The Walking Dead: así fue el final de la séptima temporada
¡Alerta de spoiler! La última temporada llegó a su fin con muertes, traiciones y balacera.
(Aviso de spoiler: si no querés saber lo que sucedió en el capítulo final de la séptima temporada no leas esta nota).
Finalmente la séptima temporada de The Walking Dead llegó a su fin, luego de un comienzo extremadamente violento en el que el malvado Negan desplegó todo su repertorio de crueldades y varios capítulos lentos en los que a través de las historias personales se preparó el terreno para el desenlace. Esta última emisión estuvo cargada de tensión y acción.
Mientras la batalla entre los "malosos" Salvadores y las distintas comunidades unidas por la sed de revancha de Ricky estaba lista a desencadenarse, una vez más, la trama apeló a un relato inteligente y elíptico de la mano del personaje de Sasha y un giro inesperado cuando una de las facciones traicionó al lado de los buenos comandados por el sheriff.

Junto a Rosita y Eugene, el personaje de Sasha fue uno de los más interesantes de esta temporada y fue a través de sus ojos y su juego de flashbacks (con escenas junto a su ex Abraham, muerto por el bate de béisbol de Negan) que los televidentes recrearon una historia de amor profunda y cosecharon la ira necesaria para llegar al combate y entender por qué la misma Sasha se quitaría la vida en pro de no ser usada contra los suyos por el diabólico Negan. ”Si vas a morir, que tenga un sentido”, le había dicho Abraham en una charla previa dándole una gran lección, paradójicamente, de vida.
Y así fue nomás, convertida en zombie Sasha desató la inevitable balacera entre los bandos que se encontraban cara a cara en las puertas de Alexandría.
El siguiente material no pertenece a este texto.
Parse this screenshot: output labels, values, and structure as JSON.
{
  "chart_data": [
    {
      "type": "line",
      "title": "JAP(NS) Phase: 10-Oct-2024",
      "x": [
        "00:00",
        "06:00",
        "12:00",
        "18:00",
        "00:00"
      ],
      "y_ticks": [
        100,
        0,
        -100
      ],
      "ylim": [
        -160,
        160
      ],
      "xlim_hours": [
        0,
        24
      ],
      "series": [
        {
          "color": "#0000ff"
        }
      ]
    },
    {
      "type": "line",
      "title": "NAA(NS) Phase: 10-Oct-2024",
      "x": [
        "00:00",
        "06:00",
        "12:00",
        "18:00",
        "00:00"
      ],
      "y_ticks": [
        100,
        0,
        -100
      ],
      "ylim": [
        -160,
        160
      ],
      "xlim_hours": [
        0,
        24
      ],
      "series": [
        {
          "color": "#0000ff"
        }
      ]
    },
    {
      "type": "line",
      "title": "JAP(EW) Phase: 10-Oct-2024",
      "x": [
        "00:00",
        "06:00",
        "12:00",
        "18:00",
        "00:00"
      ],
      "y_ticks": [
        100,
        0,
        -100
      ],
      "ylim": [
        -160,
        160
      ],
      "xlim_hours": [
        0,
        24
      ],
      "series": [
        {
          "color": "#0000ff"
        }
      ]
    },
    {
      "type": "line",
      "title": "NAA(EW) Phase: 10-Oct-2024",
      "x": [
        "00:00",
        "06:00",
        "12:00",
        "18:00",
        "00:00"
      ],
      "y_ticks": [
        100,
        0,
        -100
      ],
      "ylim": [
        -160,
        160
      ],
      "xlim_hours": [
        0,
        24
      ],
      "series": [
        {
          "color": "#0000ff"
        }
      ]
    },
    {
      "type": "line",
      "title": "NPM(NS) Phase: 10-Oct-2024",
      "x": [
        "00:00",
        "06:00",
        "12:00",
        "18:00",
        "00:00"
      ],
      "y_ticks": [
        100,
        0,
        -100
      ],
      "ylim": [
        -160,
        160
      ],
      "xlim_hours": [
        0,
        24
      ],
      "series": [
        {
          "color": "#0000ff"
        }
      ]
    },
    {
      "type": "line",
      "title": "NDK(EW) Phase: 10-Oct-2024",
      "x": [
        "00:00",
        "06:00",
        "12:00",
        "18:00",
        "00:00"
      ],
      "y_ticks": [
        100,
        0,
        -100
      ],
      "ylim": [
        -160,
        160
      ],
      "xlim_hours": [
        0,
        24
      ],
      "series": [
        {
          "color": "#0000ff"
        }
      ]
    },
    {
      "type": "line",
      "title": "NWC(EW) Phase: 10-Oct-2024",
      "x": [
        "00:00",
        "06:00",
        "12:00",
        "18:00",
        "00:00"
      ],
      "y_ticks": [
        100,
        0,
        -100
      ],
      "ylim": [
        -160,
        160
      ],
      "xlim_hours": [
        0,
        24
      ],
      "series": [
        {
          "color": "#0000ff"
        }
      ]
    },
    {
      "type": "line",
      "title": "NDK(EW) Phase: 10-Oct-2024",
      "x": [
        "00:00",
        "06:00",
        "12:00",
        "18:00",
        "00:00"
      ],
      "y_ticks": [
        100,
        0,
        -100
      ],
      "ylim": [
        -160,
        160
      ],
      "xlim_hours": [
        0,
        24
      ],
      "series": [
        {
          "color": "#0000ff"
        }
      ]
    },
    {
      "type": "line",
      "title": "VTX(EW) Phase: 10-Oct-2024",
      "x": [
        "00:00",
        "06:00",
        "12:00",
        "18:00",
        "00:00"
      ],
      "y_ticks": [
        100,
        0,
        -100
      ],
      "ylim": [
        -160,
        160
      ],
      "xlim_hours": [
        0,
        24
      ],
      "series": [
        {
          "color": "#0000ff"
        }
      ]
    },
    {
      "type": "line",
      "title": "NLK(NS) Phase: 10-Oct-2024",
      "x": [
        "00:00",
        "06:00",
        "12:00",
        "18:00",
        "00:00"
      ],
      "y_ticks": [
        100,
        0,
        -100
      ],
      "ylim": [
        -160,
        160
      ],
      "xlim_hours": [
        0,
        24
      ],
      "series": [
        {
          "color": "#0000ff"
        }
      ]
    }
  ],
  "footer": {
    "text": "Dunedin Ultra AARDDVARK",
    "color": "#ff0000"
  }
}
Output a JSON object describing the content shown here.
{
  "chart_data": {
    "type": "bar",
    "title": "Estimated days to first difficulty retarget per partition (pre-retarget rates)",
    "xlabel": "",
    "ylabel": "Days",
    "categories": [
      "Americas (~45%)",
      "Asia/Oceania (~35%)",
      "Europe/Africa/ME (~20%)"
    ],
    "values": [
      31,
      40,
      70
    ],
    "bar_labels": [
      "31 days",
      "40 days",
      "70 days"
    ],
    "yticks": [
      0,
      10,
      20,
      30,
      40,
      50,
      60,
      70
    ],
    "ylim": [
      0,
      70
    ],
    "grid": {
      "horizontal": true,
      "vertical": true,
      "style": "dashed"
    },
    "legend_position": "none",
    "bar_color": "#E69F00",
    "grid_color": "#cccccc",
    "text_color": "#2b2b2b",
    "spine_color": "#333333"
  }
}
Pero segundos antes, la trama había tenido un giro impensado, cuando todo hacía suponer una ofensiva de Rick y los suyos que comenzaría haciendo volar por los aires con bombas a Negan y el grupo de Salvadores presentes, una de las facciones desactivó el arsenal y puso literalmente de rodillas al grupo de los buenos.

Con sed de venganza, y mucha malicia, Negan juró saciar la sed de Lucille (su bate con alambrado de púas) con la cabeza de Carl (hijo de Rick), pero cuando el destino parecía escrito el tigre del Rey Ezequiel irrumpió la escena y dispersó a todos. Así quedaron las cosas, los Salvadores replegándose y los de Alexandría reagrupando fuerzas.
En este contexto abrirá la octava temporada, Negan y los suyos ya declararon la guerra y están dispuesto a volver al ataque mientras que los de Rick también saben que el único camino posible es la batalla. Así, cuando suceda lo inevitable sabremos que no habrá término medio y mucha sangre correrá por este mundo post apocalíptico. Quiénes ganaran y a qué costo no lo sabemos, lo único que está claro es que el nivel de adrenalina con el que terminó la temporada siete deja a los creadores de la serie ante la inmejorable posibilidad de hacer un nuevo ciclo electrizante.